Figure 3:. Deep learning model and postprocessing pipeline to create 2D or 3D instance segmentations.

a. Schematic of Panoptic-DeepLab showing the input grayscale image (left;, blue boxes, encoder layer outputs; black boxes, ASPP layer outputs; gray boxes, decoder layer output. Outputs of the network are (left to right) semantic segmentation, up-down offsets, left-right offsets, and the instance centers heatmap. Far right, instance segmentation created from the outputs. b. Instance matching across adjacent slices uses intersection-over-union (IoU) and intersection-over-area (IoA) scores. Clockwise from top left: predicted segmentation of slice j, j+1, IoU and IoA merging, IoU only merging. c. Result of median filtering in direction of black arrow d. From left to right: Stacked 2D segmentations of before matching, after forward matching only and after forward and backward matching. Black arrows denote direction of matching. e. An example of 3D instance segmentation of mitochondria after running inference in (left to right) xy, xz, yz directions, and far right, and merging them into a consensus.

Figure 4.. MitoNet results on benchmarks.

a. Representative 2D images showing MitoNet segmentation performance; left column shows predictions and right column shows ground truth.
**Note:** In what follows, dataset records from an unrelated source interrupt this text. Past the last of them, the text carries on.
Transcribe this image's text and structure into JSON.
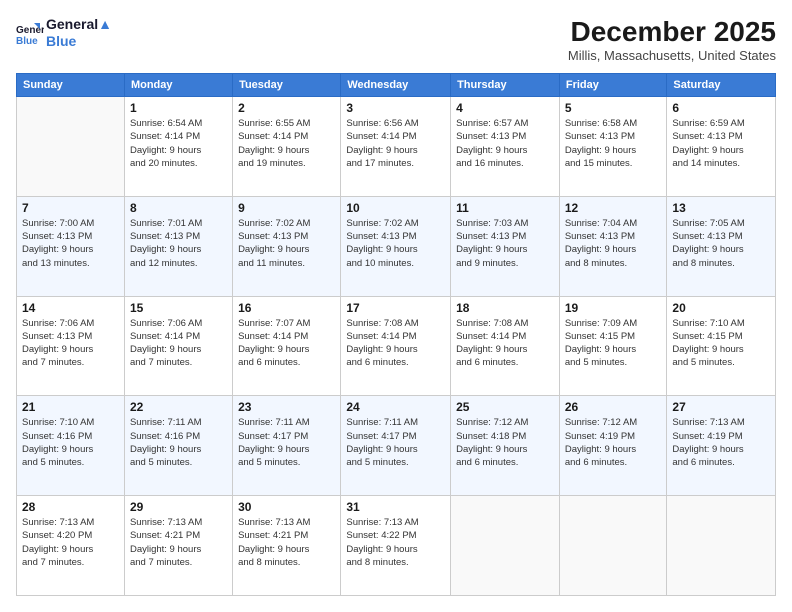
{
  "logo": {
    "line1": "General",
    "line2": "Blue"
  },
  "title": "December 2025",
  "location": "Millis, Massachusetts, United States",
  "headers": [
    "Sunday",
    "Monday",
    "Tuesday",
    "Wednesday",
    "Thursday",
    "Friday",
    "Saturday"
  ],
  "rows": [
    [
      {
        "num": "",
        "info": ""
      },
      {
        "num": "1",
        "info": "Sunrise: 6:54 AM\nSunset: 4:14 PM\nDaylight: 9 hours\nand 20 minutes."
      },
      {
        "num": "2",
        "info": "Sunrise: 6:55 AM\nSunset: 4:14 PM\nDaylight: 9 hours\nand 19 minutes."
      },
      {
        "num": "3",
        "info": "Sunrise: 6:56 AM\nSunset: 4:14 PM\nDaylight: 9 hours\nand 17 minutes."
      },
      {
        "num": "4",
        "info": "Sunrise: 6:57 AM\nSunset: 4:13 PM\nDaylight: 9 hours\nand 16 minutes."
      },
      {
        "num": "5",
        "info": "Sunrise: 6:58 AM\nSunset: 4:13 PM\nDaylight: 9 hours\nand 15 minutes."
      },
      {
        "num": "6",
        "info": "Sunrise: 6:59 AM\nSunset: 4:13 PM\nDaylight: 9 hours\nand 14 minutes."
      }
    ],
    [
      {
        "num": "7",
        "info": "Sunrise: 7:00 AM\nSunset: 4:13 PM\nDaylight: 9 hours\nand 13 minutes."
      },
      {
        "num": "8",
        "info": "Sunrise: 7:01 AM\nSunset: 4:13 PM\nDaylight: 9 hours\nand 12 minutes."
      },
      {
        "num": "9",
        "info": "Sunrise: 7:02 AM\nSunset: 4:13 PM\nDaylight: 9 hours\nand 11 minutes."
      },
      {
        "num": "10",
        "info": "Sunrise: 7:02 AM\nSunset: 4:13 PM\nDaylight: 9 hours\nand 10 minutes."
      },
      {
        "num": "11",
        "info": "Sunrise: 7:03 AM\nSunset: 4:13 PM\nDaylight: 9 hours\nand 9 minutes."
      },
      {
        "num": "12",
        "info": "Sunrise: 7:04 AM\nSunset: 4:13 PM\nDaylight: 9 hours\nand 8 minutes."
      },
      {
        "num": "13",
        "info": "Sunrise: 7:05 AM\nSunset: 4:13 PM\nDaylight: 9 hours\nand 8 minutes."
      }
    ],
    [
      {
        "num": "14",
        "info": "Sunrise: 7:06 AM\nSunset: 4:13 PM\nDaylight: 9 hours\nand 7 minutes."
      },
      {
        "num": "15",
        "info": "Sunrise: 7:06 AM\nSunset: 4:14 PM\nDaylight: 9 hours\nand 7 minutes."
      },
      {
        "num": "16",
        "info": "Sunrise: 7:07 AM\nSunset: 4:14 PM\nDaylight: 9 hours\nand 6 minutes."
      },
      {
        "num": "17",
        "info": "Sunrise: 7:08 AM\nSunset: 4:14 PM\nDaylight: 9 hours\nand 6 minutes."
      },
      {
        "num": "18",
        "info": "Sunrise: 7:08 AM\nSunset: 4:14 PM\nDaylight: 9 hours\nand 6 minutes."
      },
      {
        "num": "19",
        "info": "Sunrise: 7:09 AM\nSunset: 4:15 PM\nDaylight: 9 hours\nand 5 minutes."
      },
      {
        "num": "20",
        "info": "Sunrise: 7:10 AM\nSunset: 4:15 PM\nDaylight: 9 hours\nand 5 minutes."
      }
    ],
    [
      {
        "num": "21",
        "info": "Sunrise: 7:10 AM\nSunset: 4:16 PM\nDaylight: 9 hours\nand 5 minutes."
      },
      {
        "num": "22",
        "info": "Sunrise: 7:11 AM\nSunset: 4:16 PM\nDaylight: 9 hours\nand 5 minutes."
      },
      {
        "num": "23",
        "info": "Sunrise: 7:11 AM\nSunset: 4:17 PM\nDaylight: 9 hours\nand 5 minutes."
      },
      {
        "num": "24",
        "info": "Sunrise: 7:11 AM\nSunset: 4:17 PM\nDaylight: 9 hours\nand 5 minutes."
      },
      {
        "num": "25",
        "info": "Sunrise: 7:12 AM\nSunset: 4:18 PM\nDaylight: 9 hours\nand 6 minutes."
      },
      {
        "num": "26",
        "info": "Sunrise: 7:12 AM\nSunset: 4:19 PM\nDaylight: 9 hours\nand 6 minutes."
      },
      {
        "num": "27",
        "info": "Sunrise: 7:13 AM\nSunset: 4:19 PM\nDaylight: 9 hours\nand 6 minutes."
      }
    ],
    [
      {
        "num": "28",
        "info": "Sunrise: 7:13 AM\nSunset: 4:20 PM\nDaylight: 9 hours\nand 7 minutes."
      },
      {
        "num": "29",
        "info": "Sunrise: 7:13 AM\nSunset: 4:21 PM\nDaylight: 9 hours\nand 7 minutes."
      },
      {
        "num": "30",
        "info": "Sunrise: 7:13 AM\nSunset: 4:21 PM\nDaylight: 9 hours\nand 8 minutes."
      },
      {
        "num": "31",
        "info": "Sunrise: 7:13 AM\nSunset: 4:22 PM\nDaylight: 9 hours\nand 8 minutes."
      },
      {
        "num": "",
        "info": ""
      },
      {
        "num": "",
        "info": ""
      },
      {
        "num": "",
        "info": ""
      }
    ]
  ]
}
Top to bottom: C. elegans, Fly brain, HeLa cell, Glycolytic muscle, Salivary gland, Lucchi++, and TEM benchmarks. b. Representative 3D ground truth and predicted segmentations from MitoNet on the volume EM benchmarks. Red and green, predicted mitochondrial instances, blue and orange, ground truth instances. Black arrow, example of segmentation expected to return a high IoU but low F1 score. c. Left, MitoNet F1 score on each benchmark as a function of IoU threshold; right, IoU scores. d. Left, MitoNet F1 scores on volume EM benchmarks as a function of IoU threshold, after model finetuning on a small fraction of labeled patches; right, IoU scores achieved by the finetuned models. Numbers indicate number of patches used for finetuning e. Left, comparison of mean F1 score for models trained on different datasets plotted against IoU threshold; right, mean IoU scores. All benchmarks except the salivary gland are included in the mean. Crowd., crowdsourced. Scale bar 1 μm.

Figure 5.. MitoNet results on volumes of mouse liver and kidney.

a. Rows from top to bottom correspond to kidney distal tubule, kidney proximal tubule, and liver. Left column shows representative 2D images of MitoNet segmentation (scale bar, 5 μm); right column shows 3D predictions on the entire volume (small and boundary objects removed). b. Left column shows a zoomed in ROI of raw model predictions (basolateral surfaces of cells on top); right column shows representative mitochondrial models after manual cleanup. c. Plot of the fraction and type of cleanup operation required for a randomly chosen sample of model-predicted instances from kidney distal (n=347), kidney proximal (n=256) and liver (n=319) tissue. d. Plot of distance to the nearest basolateral surface, in microns, for randomly sampled mitochondria from kidney distal (blue) and kidney proximal (red) volumes after cleanup. e. Box plot comparisons of mitochondrial volume, surface area, cross-sectional radius, elongation, and flatness across the three volumes after cleanup (outliers not shown). Blue, kidney distal (n=405 for d and e), green, kidney proximal (n=250), orange, liver (n=321).